C-Suite Network™

Do You Know Your Customers’ Needs? Here’s Why You Should

The first step to attracting and retaining customers is meeting them where they are and demonstrating you understand their needs. So much of our marketing efforts focus on the seemingly relentless quest to attract new customers to our brand. We strive to offer exciting new products and services and chase industry trends. We create fabulous experiential marketing campaigns to engage with consumers.

However, if we fail to understand our target audience’s needs, we miss opportunities to attract and engage with customers. This goes for existing and former customers too. Sometimes we assume we know what our current customers want because they’ve already bought from us — big mistake. We want to evaluate their needs regularly to keep them coming back because needs can change. So, let’s explore customer needs and why it’s essential to understand them.

What Are Customer Needs?

Customer needs are the problems, challenges, goals or desires consumers want to solve. Needs motivate consumers to purchase a product or service. Customer-centric companies understand that meeting customer needs and exceeding their expectations is the key to their success. If your products or services don’t fulfill your target audience’s needs and wants, they will spend their money elsewhere.

Needs can be categorized as product or service needs. Often, consumers make a purchasing decision based on having multiple needs met. They’re also likely to share with others how your brand met (or failed to meet) their needs.

Product Needs

Product needs refer to how well your product or service functions.
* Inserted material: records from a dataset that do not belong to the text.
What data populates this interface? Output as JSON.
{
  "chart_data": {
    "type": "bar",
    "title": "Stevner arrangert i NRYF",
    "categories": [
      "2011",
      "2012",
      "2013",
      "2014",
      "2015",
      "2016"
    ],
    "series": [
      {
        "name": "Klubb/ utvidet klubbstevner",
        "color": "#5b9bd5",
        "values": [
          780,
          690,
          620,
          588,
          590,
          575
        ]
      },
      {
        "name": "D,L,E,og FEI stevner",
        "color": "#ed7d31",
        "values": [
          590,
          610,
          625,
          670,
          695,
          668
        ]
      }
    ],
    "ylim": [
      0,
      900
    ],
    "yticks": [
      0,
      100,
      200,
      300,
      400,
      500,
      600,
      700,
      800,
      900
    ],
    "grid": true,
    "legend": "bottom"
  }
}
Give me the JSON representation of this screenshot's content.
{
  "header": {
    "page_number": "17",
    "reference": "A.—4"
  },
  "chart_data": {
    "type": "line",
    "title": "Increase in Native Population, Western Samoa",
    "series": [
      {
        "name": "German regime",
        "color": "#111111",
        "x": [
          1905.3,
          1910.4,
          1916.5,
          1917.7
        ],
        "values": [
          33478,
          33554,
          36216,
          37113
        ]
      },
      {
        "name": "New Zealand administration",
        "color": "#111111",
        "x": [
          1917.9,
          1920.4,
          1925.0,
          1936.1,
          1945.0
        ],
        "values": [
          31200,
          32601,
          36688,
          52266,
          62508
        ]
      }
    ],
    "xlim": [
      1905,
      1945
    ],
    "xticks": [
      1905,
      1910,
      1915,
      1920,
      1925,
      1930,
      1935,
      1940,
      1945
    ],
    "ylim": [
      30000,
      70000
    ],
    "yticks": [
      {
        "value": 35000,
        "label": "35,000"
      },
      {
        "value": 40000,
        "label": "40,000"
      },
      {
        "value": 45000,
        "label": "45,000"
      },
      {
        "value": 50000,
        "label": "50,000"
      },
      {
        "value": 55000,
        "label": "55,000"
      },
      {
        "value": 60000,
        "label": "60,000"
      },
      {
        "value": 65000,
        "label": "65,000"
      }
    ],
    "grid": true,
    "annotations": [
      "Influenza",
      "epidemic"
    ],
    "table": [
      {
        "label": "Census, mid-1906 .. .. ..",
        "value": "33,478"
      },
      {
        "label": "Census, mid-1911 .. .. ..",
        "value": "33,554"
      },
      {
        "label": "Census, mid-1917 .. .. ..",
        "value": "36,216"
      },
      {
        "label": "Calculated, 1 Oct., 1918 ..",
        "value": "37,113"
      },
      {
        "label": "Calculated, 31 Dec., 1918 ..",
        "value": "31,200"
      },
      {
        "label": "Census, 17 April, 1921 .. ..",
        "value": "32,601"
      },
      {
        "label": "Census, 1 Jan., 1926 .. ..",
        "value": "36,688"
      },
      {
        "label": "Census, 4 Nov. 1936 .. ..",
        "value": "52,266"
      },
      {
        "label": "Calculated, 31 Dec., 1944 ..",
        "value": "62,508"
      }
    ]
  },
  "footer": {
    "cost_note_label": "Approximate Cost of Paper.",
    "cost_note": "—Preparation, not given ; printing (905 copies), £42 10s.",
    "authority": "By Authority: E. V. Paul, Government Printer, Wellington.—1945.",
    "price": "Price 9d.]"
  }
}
Price: Customers generally make purchases that fit within their budgets. In other words, consumers must feel your prices are affordable. If your product or service costs more than the customer is willing to spend, you’re not meeting that customer’s need to stay within their budget.
Effectiveness/functionality: Your product or service needs to “do the job” or solve the problem efficiently and effectively. It must do what it’s advertised to do.
Reliability: You can produce an excellent product, but it won’t matter if it repeatedly fails or breaks. The last thing you want is your product or service to delight your customer for a brief time, then anger them when they can no longer use it.
Experience: Using your product or service should be a seamless, pleasant experience. If learning to use your product or service is time-consuming, frustrating or uncomfortable, your customer likely won’t buy again — and may tell others to avoid you.

Service Needs

Service needs involve how your customers feel about your brand and their interactions with it. You can have the best product or service in your industry, but if your customers don’t feel valued, you risk losing them and them sharing their negative experiences with others. Many consumers place as much value on the customer service they receive as they do on products, especially when they can get comparable products from a competitor.

We’ve all experienced poor customer service. We’ve waited endless minutes on hold to speak with someone, been rerouted to multiple automated responses (or people), agents failed to understand our problem or lacked the knowledge to solve it. We’ve encountered indifference, incompetence, language challenges — the list goes on.

Empathy: When a customer experiences an issue, it is absolutely essential they feel understood — and that their issue will be resolved quickly. A Statista study showed that between 40 and 54% of Americans stopped doing business with a company due to poor customer service.
Transparency: We live in an era of distrust due to data breaches, privacy concerns, fake news and false reviews. As a result, consumers are finding it harder to trust what they see and hear. They want more transparency and honesty when changes occur or problems arise. A Sprout Social study found that 86% of Americans believe transparency from a business is more important than ever before, especially on social media.
Accessibility: Customers need to be able to find and access your customer support teams easily and quickly. They need more than one channel such as live chat, email, immediate phone support and automatic callbacks.
Fairness: Customers must perceive that your business’ pricing, return policies, service contract details and more are fair.

Customers’ Needs Can Change

Sometimes it’s inevitable that we’ll lose customers as their needs change. For example, families’ needs change as their children move from infants needing diapers to school-age children needing sports equipment to teens wanting the latest, greatest tech gadgets and trendy clothing. Similarly, a startup might only need basic accounting services at first and then payroll and benefits processing as they grow.

One strategy to address changing needs is to evolve your offerings to match their needs. This isn’t always feasible but is certainly worth consideration depending on your products and services. Anticipate what they’ll need next — it could be a newer, larger, more sophisticated product or service — or maybe a smaller one.

Next Steps: How to Identify Customer Needs

Now we have a better understanding of our customers’ types of needs, so the next question is how to determine what those needs are. Hint: ask them. Conducting focus groups, using surveys, “listening” on social media, seeking feedback from frontline employees and doing keyword research are some of the ways to gather information to help you understand your customer’s needs.